In Python, lambda functions are quite limited. They can take any number of arguments; however they can contain only one statement and be written on a single line.

They are mostly useful to be passed to high-order functions, such as map():

>>> list(map(lambda x: x * 2, range(10)))
[0, 2, 4, 6, 8, 10, 12, 14, 16, 18]

This will apply the anonymous function lambda x: x * 2 to every item returned by range(10).

functools.partial

Since lambda functions are limited to being one line long, it's often that they are used to specialize longer version of an existing function:

def between(number, min=0, max=1000):
    return max > number > min

# Only returns number between 10 and 1000
filter(lambda x: between(x, min=10), range(10000))

Our lambda is finally just a wrapper of the between function with one of the argument already set. What if we would have a better way, without the various lambda limitations, to write that? That's where functools.partial comes handy.

import functools
def between(number, min=0, max=1000):
    return max > number > min

# Only returns number between 10 and 1000
atleast_10_and_upto = functools.partial(between, min=10)
# Return number betweens 10 and 1000
filter(atleast_10_and_upto, range(10000))

# Return number betweens 10 and 20
filter(lambda x: atleast_10_and_upto(x, max=20), range(10000))

The functools.partial function returns a specialized version of the between function, where min is already set.
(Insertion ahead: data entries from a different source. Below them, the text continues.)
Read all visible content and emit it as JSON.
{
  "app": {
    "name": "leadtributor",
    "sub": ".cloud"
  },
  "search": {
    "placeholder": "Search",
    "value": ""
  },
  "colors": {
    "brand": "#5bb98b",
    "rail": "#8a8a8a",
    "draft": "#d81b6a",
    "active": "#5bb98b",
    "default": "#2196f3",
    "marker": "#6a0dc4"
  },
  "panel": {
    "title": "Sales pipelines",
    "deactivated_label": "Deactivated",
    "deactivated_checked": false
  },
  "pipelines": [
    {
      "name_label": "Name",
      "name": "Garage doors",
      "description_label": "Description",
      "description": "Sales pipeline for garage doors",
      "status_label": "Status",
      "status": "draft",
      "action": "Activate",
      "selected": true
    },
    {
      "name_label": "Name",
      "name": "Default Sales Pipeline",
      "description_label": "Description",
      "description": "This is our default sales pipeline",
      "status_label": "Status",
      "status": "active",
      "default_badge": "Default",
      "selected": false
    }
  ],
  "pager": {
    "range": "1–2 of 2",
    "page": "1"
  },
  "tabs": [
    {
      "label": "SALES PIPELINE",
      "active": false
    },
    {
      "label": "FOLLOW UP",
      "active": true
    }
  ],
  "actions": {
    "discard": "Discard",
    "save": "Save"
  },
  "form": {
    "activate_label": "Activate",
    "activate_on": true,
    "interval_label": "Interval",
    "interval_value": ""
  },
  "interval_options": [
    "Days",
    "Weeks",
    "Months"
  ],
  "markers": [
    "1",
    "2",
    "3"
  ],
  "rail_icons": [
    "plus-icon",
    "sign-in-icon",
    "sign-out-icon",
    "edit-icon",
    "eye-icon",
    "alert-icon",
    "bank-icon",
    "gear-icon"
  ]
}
We can store them in a variable, use it, reuse it, as much as we want. We can pass it a max argument, as shown in the second part — using a lambda! You can mix and matches those two as you prefer and what seems clearer for you.

Common lambda

There is a type of lambda function that is pretty common: the attribute or item getter. They are typically used a key function for sorting or filtering.

Here's a list of 200 tuples containing two integers (i1, i2). If you want to use only i2 as the sorting key, you would write:

mylist = list(zip(range(40, 240), range(-100, 100)))

sorted(mylist, key=lambda i: i[1])

Which works fine, but make you use lambda. You could rather use the operator module:

import operator

mylist = list(zip(range(40, 240), range(-100, 100)))

sorted(mylist, key=operator.itemgetter(1))

This does the same thing, except it avoids using lambda altogether. Cherry-on-the-cake: it is actually 10% faster on my laptop.

I hope that'll make you write more functional code!